Bright Star de Jane Campion (2009)

three such days with you I could fill with more delight than fifty common years could ever contain.
Jane Campion s’empare, en 2009, de l’histoire d’amour entre le poète romantique anglais John Keats (Ben Whishaw) et la jeune Fanny Brawne (Abbie Cornish). On y découvre une histoire d’amour tumultueuse entre deux êtres opposés que d’autres cherchent à séparer mais aussi l’écriture poétique motivée par la passion amoureuse. Jane Campion se concentre sur une période brève de la vie du poète mais aussi sur la partie la plus féconde et sinueuse de son œuvre. Cet amour impossible se concluant par la mort du poète, atteint par la tuberculose, dépeint une tragédie pouvant inspirer les plus grands dramaturges et cinéastes à l’instar de Roméo et Juliette. Le poème « Bright Star », utilisé comme titre du film, scande l’œuvre et se retrouve magistralement déclamé par l’actrice Abbie Cornish rendant le poète et ses poèmes immortels. Le spectateur assiste aussi à la difficulté de John Keats à être considéré en tant que véritable poète. Il est fréquemment raillé pour ses poèmes alors qu’il devient, après sa mort, l’un des grands représentants de la poésie romantique anglaise.
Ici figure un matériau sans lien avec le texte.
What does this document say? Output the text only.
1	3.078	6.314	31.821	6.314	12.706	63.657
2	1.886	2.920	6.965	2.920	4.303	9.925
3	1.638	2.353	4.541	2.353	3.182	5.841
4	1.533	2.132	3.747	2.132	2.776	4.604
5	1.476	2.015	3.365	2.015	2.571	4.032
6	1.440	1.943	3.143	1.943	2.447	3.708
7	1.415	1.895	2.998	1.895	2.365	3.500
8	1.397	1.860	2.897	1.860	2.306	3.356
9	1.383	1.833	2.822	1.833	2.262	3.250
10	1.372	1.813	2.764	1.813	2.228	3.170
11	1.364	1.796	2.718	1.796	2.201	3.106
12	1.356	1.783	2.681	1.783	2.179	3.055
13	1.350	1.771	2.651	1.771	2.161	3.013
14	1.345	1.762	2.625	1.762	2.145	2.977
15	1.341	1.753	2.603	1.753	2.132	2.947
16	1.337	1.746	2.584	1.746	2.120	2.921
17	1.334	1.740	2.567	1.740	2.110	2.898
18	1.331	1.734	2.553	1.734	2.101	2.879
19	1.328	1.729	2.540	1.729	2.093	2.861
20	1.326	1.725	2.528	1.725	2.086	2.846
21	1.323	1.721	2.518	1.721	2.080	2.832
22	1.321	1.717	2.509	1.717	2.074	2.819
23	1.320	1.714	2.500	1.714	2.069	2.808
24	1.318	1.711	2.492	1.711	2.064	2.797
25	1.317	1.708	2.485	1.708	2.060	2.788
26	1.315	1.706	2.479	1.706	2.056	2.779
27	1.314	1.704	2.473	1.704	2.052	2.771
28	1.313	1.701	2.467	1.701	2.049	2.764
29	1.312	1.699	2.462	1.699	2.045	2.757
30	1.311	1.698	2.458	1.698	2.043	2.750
Paterson, de Jim Jarmusch (2016)

Have a beer
at the bar
I look down at the glass
and feel glad.
Une boîte d’allumettes, un rayon de soleil sur un mur de briques, des jumeaux assis sur un banc… Dans Paterson, la poésie est et naît dans tout. Nul besoin de la chercher dans de grands sentiments exaltés ou dans d’imposantes visions métaphoriques débordant de lyrisme, elle se niche au contraire dans les petites choses du quotidien. Douzième long métrage de Jim Jarmusch, inspiré à l’origine par un poème de William Carlos Williams, Paterson raconte l’histoire d’un conducteur de bus, Paterson (Adam Driver), vivant avec sa compagne (Golshifteh Farahani) dans la ville de… Paterson, New Jersey. Du réveil au coucher, sa vie obéit à une routine bien réglée qui lui permet de ne pas avoir à réfléchir à ce qu’il va devoir faire mais de le faire, presque par automatisme, et d’être pleinement dans l’instant présent : écouter les conversations des passagers, observer ce qui l’entoure, laisser voguer son esprit et laisser ainsi libre cours à sa créativité. Sur son temps libre, il compose des vers qui viennent, au fur et à mesure de leur évolution, s’inscrire à l’écran. Calme, serein, sans véritable drame ni action, Paterson prend la forme d’un poème, découpé en sept jours comme autant de strophes, dans lequel Jim Jarmusch s’amuse à travailler subtilement sur les répétitions et les variations tout en rendant hommage aux poètes de l’école de New York qu’il affectionne tant (Frank O’Hara, Kenneth Koch, John Ashbery ou encore Ron Padgett, auteur des poèmes qu’écrit Paterson dans le film).